Mesdames, Messieurs,

Le présent projet de loi ne constitue qu’un module dans la construction d’un cadre juridique de protection des investissements français à l’étranger contre les risques de nature politique. Près de cent de ces accords de promotion et protection des investissements (APPI) bilatéraux entre la France et un autre pays ont déjà été signés, parmi lesquels les accords avec le Sénégal, l’Angola et les Seychelles qui sont également soumis à notre Commission. En outre, des APPI avec la Malaisie, la Colombie, la Syrie et l’Indonésie sont en cours de négociation.

Quoi de plus logique que de compléter notre dispositif de protection des investissements en Afrique par un accord avec Djibouti, pays d’importance géostratégique dans la Corne de l’Afrique qui s’applique, malgré ses difficultés économiques, à créer un environnement favorable aux investissements étrangers ?

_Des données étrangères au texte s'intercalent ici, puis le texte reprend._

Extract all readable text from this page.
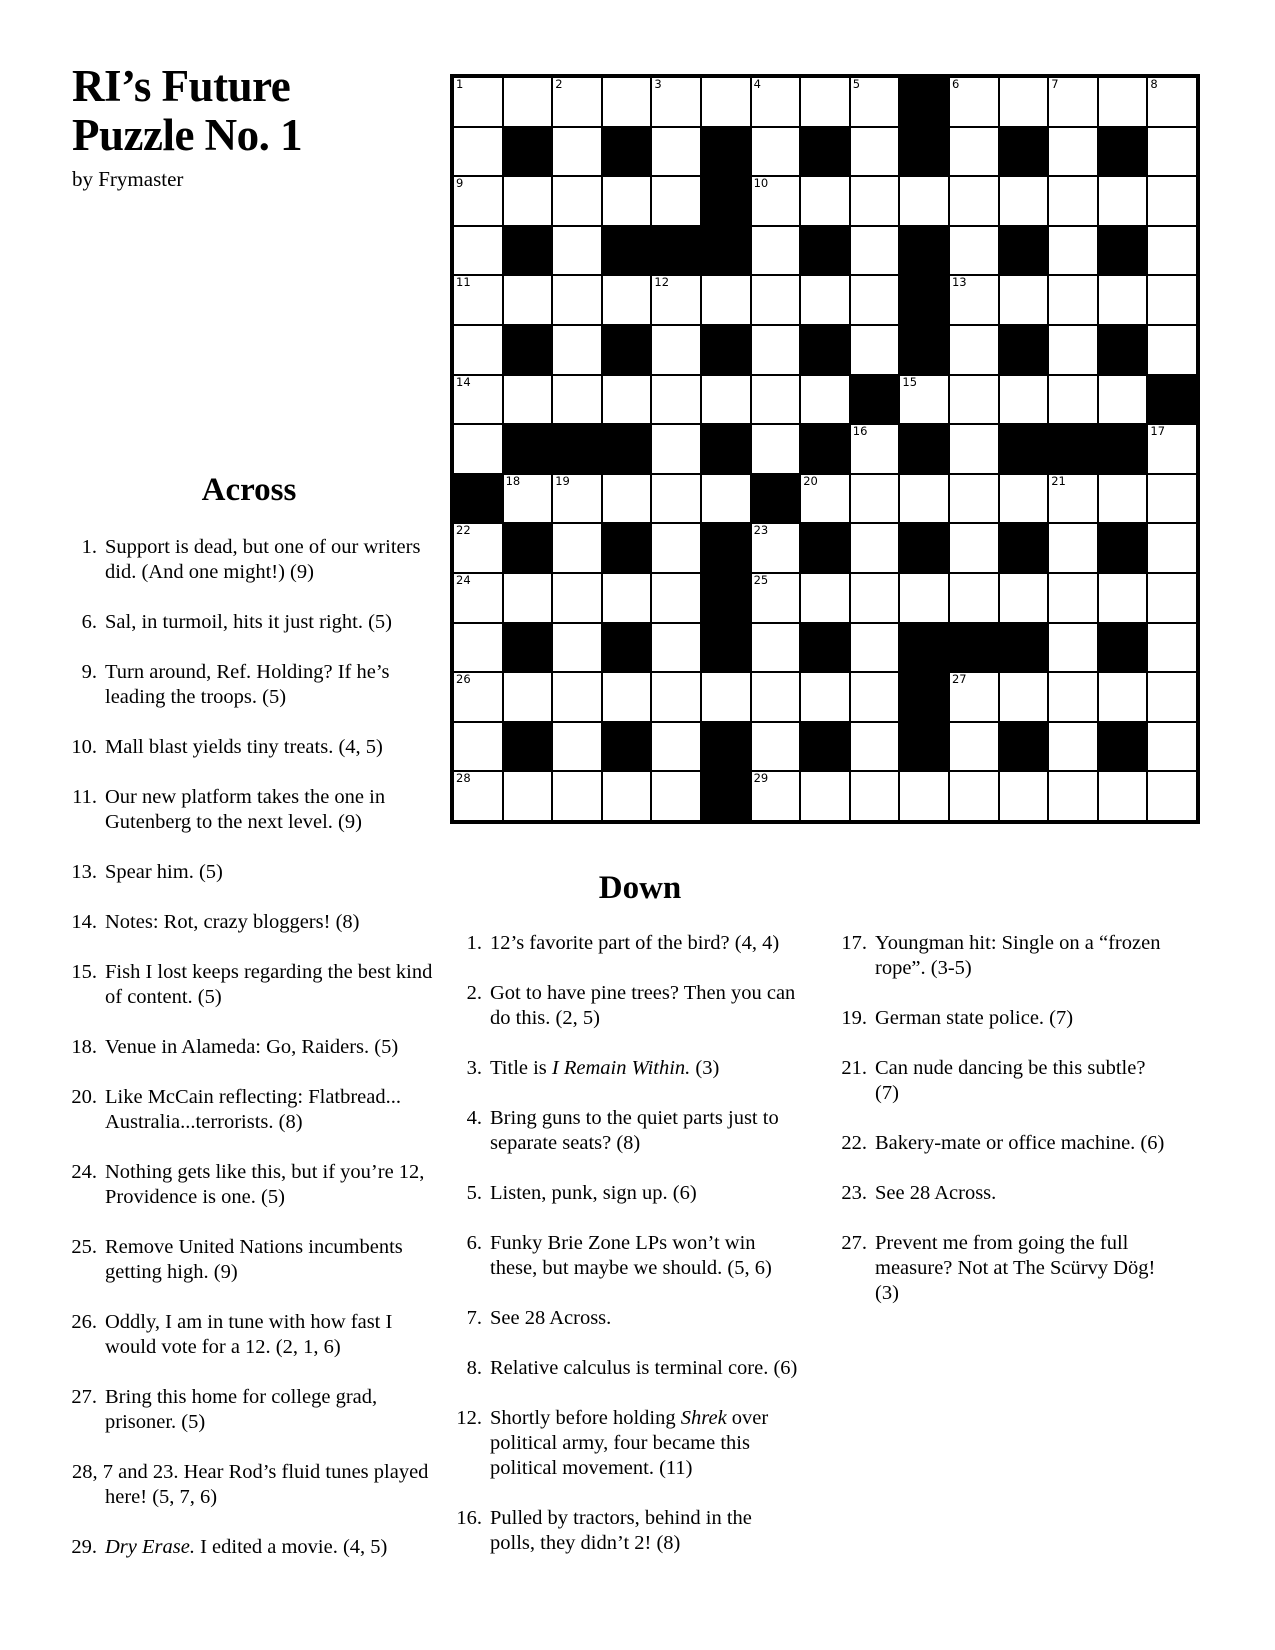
RI’s Future
Puzzle No. 1
by Frymaster
1	2	3	4	5	6	7	8
9	10
11	12	13
14	15
16	17
18	19	20	21
22	23
24	25
26	27
28	29
Across
1. Support is dead, but one of our writers did. (And one might!) (9)
6. Sal, in turmoil, hits it just right. (5)
9. Turn around, Ref. Holding? If he’s leading the troops. (5)
10. Mall blast yields tiny treats. (4, 5)
11. Our new platform takes the one in Gutenberg to the next level. (9)
13. Spear him. (5)
14. Notes: Rot, crazy bloggers! (8)
15. Fish I lost keeps regarding the best kind of content. (5)
18. Venue in Alameda: Go, Raiders. (5)
20. Like McCain reflecting: Flatbread... Australia...terrorists. (8)
24. Nothing gets like this, but if you’re 12, Providence is one. (5)
25. Remove United Nations incumbents getting high. (9)
26. Oddly, I am in tune with how fast I would vote for a 12. (2, 1, 6)
27. Bring this home for college grad, prisoner. (5)
28, 7 and 23. Hear Rod’s fluid tunes played here! (5, 7, 6)
29. Dry Erase. I edited a movie. (4, 5)
Down
1. 12’s favorite part of the bird? (4, 4)
2. Got to have pine trees? Then you can do this. (2, 5)
3. Title is I Remain Within. (3)
4. Bring guns to the quiet parts just to separate seats? (8)
5. Listen, punk, sign up. (6)
6. Funky Brie Zone LPs won’t win these, but maybe we should. (5, 6)
7. See 28 Across.
8. Relative calculus is terminal core. (6)
12. Shortly before holding Shrek over political army, four became this political movement. (11)
16. Pulled by tractors, behind in the polls, they didn’t 2! (8)
17. Youngman hit: Single on a “frozen rope”. (3-5)
19. German state police. (7)
21. Can nude dancing be this subtle? (7)
22. Bakery-mate or office machine. (6)
23. See 28 Across.
27. Prevent me from going the full measure? Not at The Scürvy Dög! (3)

Votre rapporteur vous rappellera d’abord la situation politique et économique de Djibouti ainsi que l’état des relations franco-djiboutiennes, avant d’examiner les dispositions du présent accord, de facture assez classique.

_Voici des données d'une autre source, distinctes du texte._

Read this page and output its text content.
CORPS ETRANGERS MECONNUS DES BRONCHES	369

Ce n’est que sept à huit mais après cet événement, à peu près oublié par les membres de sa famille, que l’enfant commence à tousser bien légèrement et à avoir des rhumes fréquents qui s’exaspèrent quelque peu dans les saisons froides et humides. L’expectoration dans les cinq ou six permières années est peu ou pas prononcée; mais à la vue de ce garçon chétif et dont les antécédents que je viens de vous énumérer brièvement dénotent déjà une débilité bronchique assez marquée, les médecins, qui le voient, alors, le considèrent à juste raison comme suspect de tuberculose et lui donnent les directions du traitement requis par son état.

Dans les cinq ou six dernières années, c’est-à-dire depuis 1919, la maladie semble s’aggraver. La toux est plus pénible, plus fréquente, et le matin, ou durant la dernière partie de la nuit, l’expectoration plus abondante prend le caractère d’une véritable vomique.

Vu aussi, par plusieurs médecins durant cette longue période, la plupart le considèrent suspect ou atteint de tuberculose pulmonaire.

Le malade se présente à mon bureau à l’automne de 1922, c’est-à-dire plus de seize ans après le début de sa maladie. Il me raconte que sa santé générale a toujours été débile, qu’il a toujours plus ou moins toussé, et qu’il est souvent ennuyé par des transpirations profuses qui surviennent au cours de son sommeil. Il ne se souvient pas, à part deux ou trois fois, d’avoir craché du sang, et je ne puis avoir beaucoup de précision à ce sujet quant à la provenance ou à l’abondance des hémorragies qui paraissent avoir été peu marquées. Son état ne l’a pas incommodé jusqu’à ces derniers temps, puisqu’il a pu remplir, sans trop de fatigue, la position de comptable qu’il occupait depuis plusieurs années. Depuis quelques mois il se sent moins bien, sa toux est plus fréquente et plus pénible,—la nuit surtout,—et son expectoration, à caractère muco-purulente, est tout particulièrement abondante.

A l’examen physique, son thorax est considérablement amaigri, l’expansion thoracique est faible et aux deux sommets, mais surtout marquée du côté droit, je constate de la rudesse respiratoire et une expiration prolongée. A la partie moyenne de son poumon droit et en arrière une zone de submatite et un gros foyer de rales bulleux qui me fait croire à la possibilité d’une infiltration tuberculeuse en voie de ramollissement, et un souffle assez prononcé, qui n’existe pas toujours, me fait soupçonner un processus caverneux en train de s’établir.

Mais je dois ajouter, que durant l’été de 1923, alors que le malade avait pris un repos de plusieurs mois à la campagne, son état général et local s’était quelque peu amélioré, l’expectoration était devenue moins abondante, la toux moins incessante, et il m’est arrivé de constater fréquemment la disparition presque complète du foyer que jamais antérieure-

I - DJIBOUTI – UNE PLAQUE TOURNANTE POUR LA CORNE DE L’AFRIQUE

A. Une situation politique et économique relativement stable

La situation en République de Djibouti, petit pays de 700 000 habitants et d’une superficie de 23 700 km2 (France métropolitaine: 544 000 km2), indépendant depuis 32 ans, s’est stabilisée sur le plan tant politique qu’économique depuis la signature de l’accord de réforme et de concorde civile en 2001, mettant fin à dix ans de conflit.

1. Une jeune démocratie

Au plan politique, le pays dispose d’un régime présidentiel avec un Président élu pour un mandat de six ans. Le Président Ismail Omar Guelleh, qui a succédé en 1999 à Hassan Gouled, au pouvoir depuis l’indépendance (1977), a été réélu, seul en lice, lors des élections présidentielles en 2005. L’assemblée nationale se compose de 65 députés, qui – suite à un boycott des élections parlementaires en février 2008 par les partis de l’opposition, sortis sans aucun siège des premières élections multipartites en 2003 – sont tous membres du parti majoritaire UMP (Union pour la Majorité Présidentielle). La situation dans le domaine des droits de l'homme reste difficile bien que certaines améliorations aient été constatées dans les prisons et dans la lutte contre la corruption.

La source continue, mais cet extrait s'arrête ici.